Bhandari Binayak
Department of Railroad Engineering & Transport Management, Woosong University, Daejeon 300718, Korea.
Micromachines (Basel). 2021 Nov 29;12(12):1484. doi: 10.3390/mi12121484.
This study compared popular Deep Learning (DL) architectures to classify machining surface roughness using sound and force data. The DL architectures considered in this study include Multi-Layer Perceptron (MLP), Convolution Neural Network (CNN), Long Short-Term Memory (LSTM), and transformer. The classification was performed on the sound and force data generated during machining aluminum sheets for different levels of spindle speed, feed rate, depth of cut, and end-mill diameter, and it was trained on 30 s machining data (10-40 s) of the machining experiments. Since a raw audio waveform is seldom used in DL models, Mel-Spectrogram and Mel Frequency Cepstral Coefficients (MFCCs) audio feature extraction techniques were used in the DL models. The results of DL models were compared for the training-validation accuracy, training epochs, and training parameters of each model. Although the roughness classification by all the DL models was satisfactory (except for CNN with Mel-Spectrogram), the transformer-based modes had the highest training (>96%) and validation accuracies (≈90%). The CNN model with Mel-Spectrogram exhibited the worst training and inference accuracy, which is influenced by limited training data. Confusion matrices were plotted to observe the classification accuracy visually. The confusion matrices showed that the transformer model trained on Mel-Spectrogram and the transformer model trained on MFCCs correctly predicted 366 (or 91.5%) and 371 (or 92.7%) out of 400 test samples. This study also highlights the suitability and superiority of the transformer model for time series sound and force data and over other DL models.
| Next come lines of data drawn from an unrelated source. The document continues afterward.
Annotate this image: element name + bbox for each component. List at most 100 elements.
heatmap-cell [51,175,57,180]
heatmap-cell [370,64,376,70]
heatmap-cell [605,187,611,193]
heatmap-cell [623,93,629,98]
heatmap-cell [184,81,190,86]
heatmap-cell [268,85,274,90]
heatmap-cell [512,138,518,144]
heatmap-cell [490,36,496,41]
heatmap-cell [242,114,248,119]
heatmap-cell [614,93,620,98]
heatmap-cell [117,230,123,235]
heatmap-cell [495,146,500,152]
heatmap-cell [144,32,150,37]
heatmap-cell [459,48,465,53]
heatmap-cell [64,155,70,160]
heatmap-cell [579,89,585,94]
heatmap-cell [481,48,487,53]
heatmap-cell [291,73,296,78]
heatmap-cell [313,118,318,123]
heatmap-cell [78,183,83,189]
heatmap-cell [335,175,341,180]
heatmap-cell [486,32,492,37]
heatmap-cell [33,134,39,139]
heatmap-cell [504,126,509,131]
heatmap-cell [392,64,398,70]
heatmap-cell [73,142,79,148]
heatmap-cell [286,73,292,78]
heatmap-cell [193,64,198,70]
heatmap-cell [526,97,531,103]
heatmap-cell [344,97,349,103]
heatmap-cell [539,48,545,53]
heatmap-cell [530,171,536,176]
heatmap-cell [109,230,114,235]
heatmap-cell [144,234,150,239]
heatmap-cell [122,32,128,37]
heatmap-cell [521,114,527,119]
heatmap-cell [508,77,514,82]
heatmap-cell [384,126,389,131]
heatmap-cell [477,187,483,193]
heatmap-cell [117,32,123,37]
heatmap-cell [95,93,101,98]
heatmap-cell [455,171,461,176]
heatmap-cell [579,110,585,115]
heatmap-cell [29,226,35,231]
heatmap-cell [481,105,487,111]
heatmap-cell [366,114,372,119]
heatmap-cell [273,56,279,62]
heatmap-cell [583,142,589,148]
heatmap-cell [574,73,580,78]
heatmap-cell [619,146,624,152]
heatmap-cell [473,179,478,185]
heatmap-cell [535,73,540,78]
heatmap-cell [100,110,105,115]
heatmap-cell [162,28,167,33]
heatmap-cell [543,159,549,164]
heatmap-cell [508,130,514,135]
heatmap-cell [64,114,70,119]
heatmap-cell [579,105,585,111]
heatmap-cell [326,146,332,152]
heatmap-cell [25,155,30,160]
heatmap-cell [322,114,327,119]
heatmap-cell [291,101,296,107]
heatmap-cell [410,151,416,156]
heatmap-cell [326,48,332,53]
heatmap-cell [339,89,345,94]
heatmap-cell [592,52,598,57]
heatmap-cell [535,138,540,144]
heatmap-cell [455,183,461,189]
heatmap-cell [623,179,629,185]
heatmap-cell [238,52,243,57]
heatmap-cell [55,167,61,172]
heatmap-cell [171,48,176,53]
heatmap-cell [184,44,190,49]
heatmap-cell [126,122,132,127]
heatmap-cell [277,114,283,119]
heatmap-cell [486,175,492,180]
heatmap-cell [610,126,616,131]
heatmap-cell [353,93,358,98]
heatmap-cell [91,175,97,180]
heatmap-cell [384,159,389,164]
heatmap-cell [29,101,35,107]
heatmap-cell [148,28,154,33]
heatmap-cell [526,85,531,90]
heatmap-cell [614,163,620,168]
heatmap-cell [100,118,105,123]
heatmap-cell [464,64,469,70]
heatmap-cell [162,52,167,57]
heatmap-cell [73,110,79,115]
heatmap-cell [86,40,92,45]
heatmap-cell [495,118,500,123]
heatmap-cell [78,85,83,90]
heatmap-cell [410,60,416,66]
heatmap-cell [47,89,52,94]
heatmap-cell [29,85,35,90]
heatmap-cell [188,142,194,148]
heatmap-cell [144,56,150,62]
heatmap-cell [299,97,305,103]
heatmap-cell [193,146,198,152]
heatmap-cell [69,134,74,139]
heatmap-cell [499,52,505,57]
本研究比较了流行的深度学习(DL)架构,以利用声音和力数据对加工表面粗糙度进行分类。本研究中考虑的DL架构包括多层感知器(MLP)、卷积神经网络(CNN)、长短期记忆网络(LSTM)和变换器。分类是基于在加工铝板过程中针对不同主轴转速、进给速度、切削深度和立铣刀直径所生成的声音和力数据进行的,并且在加工实验的30秒加工数据(10 - 40秒)上进行训练。由于原始音频波形很少在DL模型中使用,因此在DL模型中使用了梅尔频谱图和梅尔频率倒谱系数(MFCC)音频特征提取技术。比较了DL模型在每个模型的训练验证准确率、训练轮次和训练参数方面的结果。尽管所有DL模型的粗糙度分类结果都令人满意(使用梅尔频谱图的CNN模型除外),但基于变换器的模型具有最高的训练准确率(>96%)和验证准确率(≈90%)。使用梅尔频谱图的CNN模型表现出最差的训练和推理准确率,这受到有限训练数据的影响。绘制混淆矩阵以直观地观察分类准确率。混淆矩阵显示,在梅尔频谱图上训练的变换器模型和在MFCC上训练的变换器模型在400个测试样本中分别正确预测了366个(或91.5%)和371个(或92.7%)。本研究还强调了变换器模型对于时间序列声音和力数据的适用性和优越性,以及相对于其他DL模型的优势。